Lesson 2/Learning Event 2
Whenever the gravity of a battery drops below 1.225 (1.135 in tropical climates), it is best to
recharge it with a battery charger under controlled conditions. The two principal ways of charging
are constant current and constant potential (voltage). The method you use will depend on the
equipment and facilities available.
Constant-current charging is usually done only at installations where a regular battery shop is set up.
Electrical power is furnished by the 110-volt current supplied by the high lines. Since the 110-volt
supply is usually AC, which will not charge batteries, it must be changed to DC. This is usually
done by rectifiers.
After the incoming 110-volt power has been changed to DC, it must not be connected directly to a
single 12-volt battery or the battery will be ruined. A resistance must be placed in the circuit to
limit the current. This can be done by connecting a number of lamps in parallel. A 110-volt, 100-
watt lamp consumes about 1 ampere of current, so four bulbs will permit 4 amperes to flow. A
variable resistor of the proper value can be used instead of lamps and adjusted to give the desired
Several batteries are generally connected in series when charging by the constant-current method, so
the power that is consumed by the current-limiting resistance is reduced. When the batteries are
connected, their combined voltage should never be higher than the charging voltage. Allow 2.5
volts per cell when you add up the battery voltage. All batteries in the same series should be in
about the same condition. Batteries being charged by the constant-current method must be
checked often, particularly in the final stages, to avoid overcharging.
Battery chargers supplied for use in the field are the constant-potential type. A charger usually
consists of a DC generator powered by a gasoline engine. They are made with 7- and 15-volt
outputs or with a 15- and 28-volt output.

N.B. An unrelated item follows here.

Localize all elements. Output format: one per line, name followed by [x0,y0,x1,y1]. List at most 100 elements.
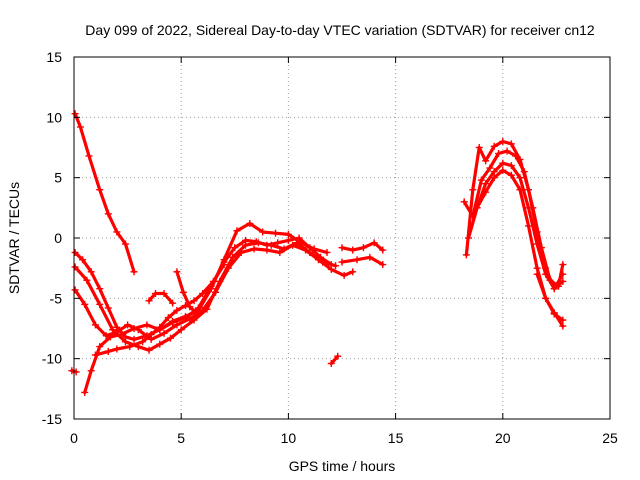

When using the battery charger to charge one 12-volt battery, connect its 15-volt output or load
terminals to the battery terminals. Connections must be positive-to-positive and negative-to-
negative. If more than one battery is to be charged from the 15-volt output, they must be
connected in parallel. If you connect the batteries in series, their voltage will be higher than the
charging voltage and the charger could not force current through the batteries.